To test the hypothesis that this approach would have a disparate impact on Black taxpayers, the team examined what would happen if the IRS focused audits specifically on the underreporting that is due to over-claiming of refundable tax credits (the EITC as well as two others) rather than total underreporting. Their findings: This policy would result in Black taxpayers being audited at the rates similar to what the team observed in the 2014 data.

Of IRA audits, 70% happen through the mail and and 50% involve EITC claimants. That’s because, compared with labor-intensive field audits, correspondence audits of EITC claimants are easy to trigger, cost very little, and require minimal effort by IRS personnel.
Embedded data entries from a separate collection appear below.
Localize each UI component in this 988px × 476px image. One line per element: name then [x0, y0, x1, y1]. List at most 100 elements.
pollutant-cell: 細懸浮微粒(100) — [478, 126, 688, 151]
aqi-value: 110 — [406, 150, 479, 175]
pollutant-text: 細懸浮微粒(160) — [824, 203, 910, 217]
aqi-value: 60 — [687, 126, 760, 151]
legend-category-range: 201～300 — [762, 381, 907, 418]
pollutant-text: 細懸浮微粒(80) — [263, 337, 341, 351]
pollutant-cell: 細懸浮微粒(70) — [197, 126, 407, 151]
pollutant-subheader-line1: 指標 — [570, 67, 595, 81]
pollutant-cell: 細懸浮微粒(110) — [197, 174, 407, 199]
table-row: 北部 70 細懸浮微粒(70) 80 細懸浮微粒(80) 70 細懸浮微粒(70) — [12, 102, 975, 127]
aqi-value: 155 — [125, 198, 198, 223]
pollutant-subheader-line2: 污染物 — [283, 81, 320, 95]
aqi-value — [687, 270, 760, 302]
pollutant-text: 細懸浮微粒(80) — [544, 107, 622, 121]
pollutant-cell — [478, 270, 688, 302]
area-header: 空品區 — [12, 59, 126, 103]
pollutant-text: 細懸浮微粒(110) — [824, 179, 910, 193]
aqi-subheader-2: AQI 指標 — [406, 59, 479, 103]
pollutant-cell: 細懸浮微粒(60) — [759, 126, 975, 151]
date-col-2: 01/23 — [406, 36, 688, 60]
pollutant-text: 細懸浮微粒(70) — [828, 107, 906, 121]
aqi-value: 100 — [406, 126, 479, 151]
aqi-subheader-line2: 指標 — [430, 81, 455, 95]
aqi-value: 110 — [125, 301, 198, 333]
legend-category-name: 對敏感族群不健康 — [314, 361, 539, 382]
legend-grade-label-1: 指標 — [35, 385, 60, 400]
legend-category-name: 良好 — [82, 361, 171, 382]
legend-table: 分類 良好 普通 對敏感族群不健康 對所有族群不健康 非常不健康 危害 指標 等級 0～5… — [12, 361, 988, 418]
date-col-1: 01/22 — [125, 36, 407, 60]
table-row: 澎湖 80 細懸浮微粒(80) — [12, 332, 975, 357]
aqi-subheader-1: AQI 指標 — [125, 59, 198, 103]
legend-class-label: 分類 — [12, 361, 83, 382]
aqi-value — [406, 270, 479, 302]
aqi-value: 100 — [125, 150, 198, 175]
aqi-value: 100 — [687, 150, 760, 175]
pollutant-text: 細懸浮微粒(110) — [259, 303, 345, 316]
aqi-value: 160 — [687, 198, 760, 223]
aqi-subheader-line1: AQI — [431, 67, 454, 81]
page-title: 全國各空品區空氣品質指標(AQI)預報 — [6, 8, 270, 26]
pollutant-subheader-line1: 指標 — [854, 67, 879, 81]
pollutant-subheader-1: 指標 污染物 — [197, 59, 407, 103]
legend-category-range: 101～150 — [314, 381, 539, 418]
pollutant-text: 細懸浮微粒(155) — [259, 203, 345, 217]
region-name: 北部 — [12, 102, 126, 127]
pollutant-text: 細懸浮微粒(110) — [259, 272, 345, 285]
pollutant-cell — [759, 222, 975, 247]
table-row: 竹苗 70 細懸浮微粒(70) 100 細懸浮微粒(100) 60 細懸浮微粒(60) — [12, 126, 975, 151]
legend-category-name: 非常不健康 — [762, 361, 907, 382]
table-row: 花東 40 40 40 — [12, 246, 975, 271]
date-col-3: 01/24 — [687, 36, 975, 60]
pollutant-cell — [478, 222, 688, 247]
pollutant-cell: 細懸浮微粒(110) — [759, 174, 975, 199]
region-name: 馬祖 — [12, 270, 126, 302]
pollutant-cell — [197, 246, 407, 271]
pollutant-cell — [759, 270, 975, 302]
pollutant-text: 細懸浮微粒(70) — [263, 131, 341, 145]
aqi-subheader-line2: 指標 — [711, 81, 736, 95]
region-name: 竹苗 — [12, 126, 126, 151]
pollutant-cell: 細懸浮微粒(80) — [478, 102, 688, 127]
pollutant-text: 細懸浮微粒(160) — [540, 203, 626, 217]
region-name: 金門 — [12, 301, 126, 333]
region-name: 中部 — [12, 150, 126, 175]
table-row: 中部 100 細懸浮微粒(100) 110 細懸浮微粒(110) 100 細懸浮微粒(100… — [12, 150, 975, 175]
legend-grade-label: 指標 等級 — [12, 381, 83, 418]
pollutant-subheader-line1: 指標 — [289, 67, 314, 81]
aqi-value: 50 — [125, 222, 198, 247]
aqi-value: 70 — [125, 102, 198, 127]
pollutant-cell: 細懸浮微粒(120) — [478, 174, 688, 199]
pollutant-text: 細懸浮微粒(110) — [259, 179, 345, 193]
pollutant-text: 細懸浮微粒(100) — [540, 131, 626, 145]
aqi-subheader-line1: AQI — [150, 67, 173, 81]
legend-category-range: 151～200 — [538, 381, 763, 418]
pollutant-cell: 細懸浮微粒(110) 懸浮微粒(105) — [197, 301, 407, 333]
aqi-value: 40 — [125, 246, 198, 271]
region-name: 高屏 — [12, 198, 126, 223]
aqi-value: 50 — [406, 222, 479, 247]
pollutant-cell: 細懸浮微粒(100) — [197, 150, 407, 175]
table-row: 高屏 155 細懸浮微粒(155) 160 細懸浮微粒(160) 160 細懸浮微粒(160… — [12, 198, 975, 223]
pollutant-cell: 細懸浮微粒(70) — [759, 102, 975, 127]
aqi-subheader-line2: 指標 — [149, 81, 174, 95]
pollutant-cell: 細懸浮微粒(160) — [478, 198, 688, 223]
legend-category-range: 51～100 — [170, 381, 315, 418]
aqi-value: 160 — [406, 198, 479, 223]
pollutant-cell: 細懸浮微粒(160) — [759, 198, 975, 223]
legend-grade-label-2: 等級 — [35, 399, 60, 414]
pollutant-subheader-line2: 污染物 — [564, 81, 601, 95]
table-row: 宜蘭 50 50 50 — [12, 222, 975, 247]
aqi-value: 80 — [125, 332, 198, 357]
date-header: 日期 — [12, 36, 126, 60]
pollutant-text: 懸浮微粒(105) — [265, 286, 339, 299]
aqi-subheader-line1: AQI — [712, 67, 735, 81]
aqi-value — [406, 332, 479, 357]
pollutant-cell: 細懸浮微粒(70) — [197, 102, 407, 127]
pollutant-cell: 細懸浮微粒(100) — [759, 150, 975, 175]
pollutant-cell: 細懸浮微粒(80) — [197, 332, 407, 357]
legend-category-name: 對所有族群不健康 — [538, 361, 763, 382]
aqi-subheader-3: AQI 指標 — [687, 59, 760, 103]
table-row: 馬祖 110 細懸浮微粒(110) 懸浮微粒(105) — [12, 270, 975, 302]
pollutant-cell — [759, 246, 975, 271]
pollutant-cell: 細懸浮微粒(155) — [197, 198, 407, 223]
Unfortunately, the burden of correspondence audits on EITC claimants is more likely to fall on lower income individuals whose tax returns are less complex and less likely to lead to litigation, as this research team noted in a recent paper about vertical equity in tax audits.
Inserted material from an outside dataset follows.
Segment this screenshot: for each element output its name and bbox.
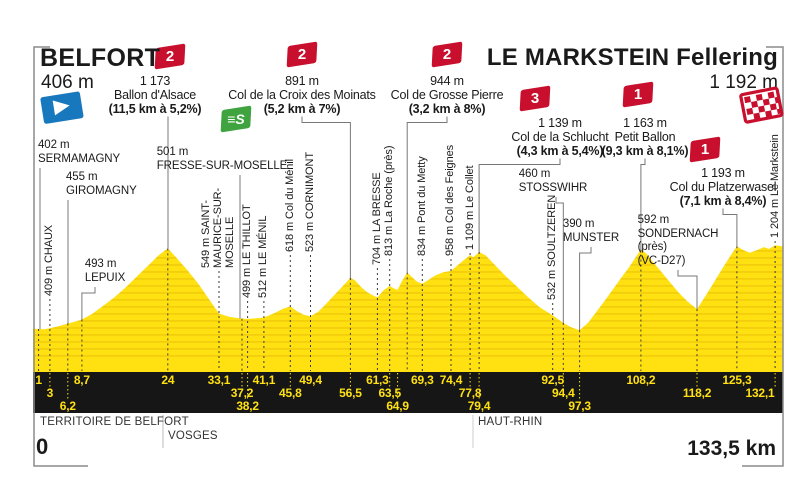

In their new work, the team found that additional aspects of the IRS audit selection process driven by an impetus to reduce costs have a racially disparate impact. For example, even among correspondence audits of EITC claimants, the IRS devotes fewer resources to auditing EITC returns with business income. It’s likely that’s partly because auditing EITC returns with business income would be more expensive (approximately $385 per audit compared to $29 per audit for EITC claimants with no business income), says coauthor Hadi Elzayn, researcher at the Stanford RegLab. And, the team found, this cost-saving measure has a disparate impact on Black taxpayers, who make up only 10% of EITC claimants reporting business income but 20% of EITC claimants who don’t report business income.

Yet even if IRS resource limits explain some of the racial disparities the team observed, they don’t explain all of them. “Even holding fixed how many audits are devoted to EITC claimants who report business income, we still observe racial disparities,” Elzayn says.

PATHS TO FIXING THE ISSUE

The study’s authors have not made any formal recommendations for how to make the IRS audit selection algorithm more just. Instead, they have documented the likely effects of alternative policies, which provides the IRS with several potential pathways for alleviating the racial impact of its audit selection system. These include predicting and focusing on the magnitude of taxpayers’ underreported income rather than just the likelihood of it; viewing dollars as equal whether they are to be paid in refundable credits or received in taxes; and using IRS resources to audit more complex returns rather than focusing only on the simpler ones that are cheaper to audit.

Before Biden signed the Racial Justice Executive Order that engendered this research project, the IRS had neither the impetus nor the ability to do that. Now that they know the equity implications of how they select audits, Ho hopes they will tweak their confidential audit selection algorithm.

“Racial disparities in income are well known, and what the IRS chooses to focus on has big implications for whether audits complement, or undercut, a progressive tax system,” Ho says.

Additional coauthors of the paper are from the University of Chicago and the US Department of the Treasury’s Office of Tax Analysis.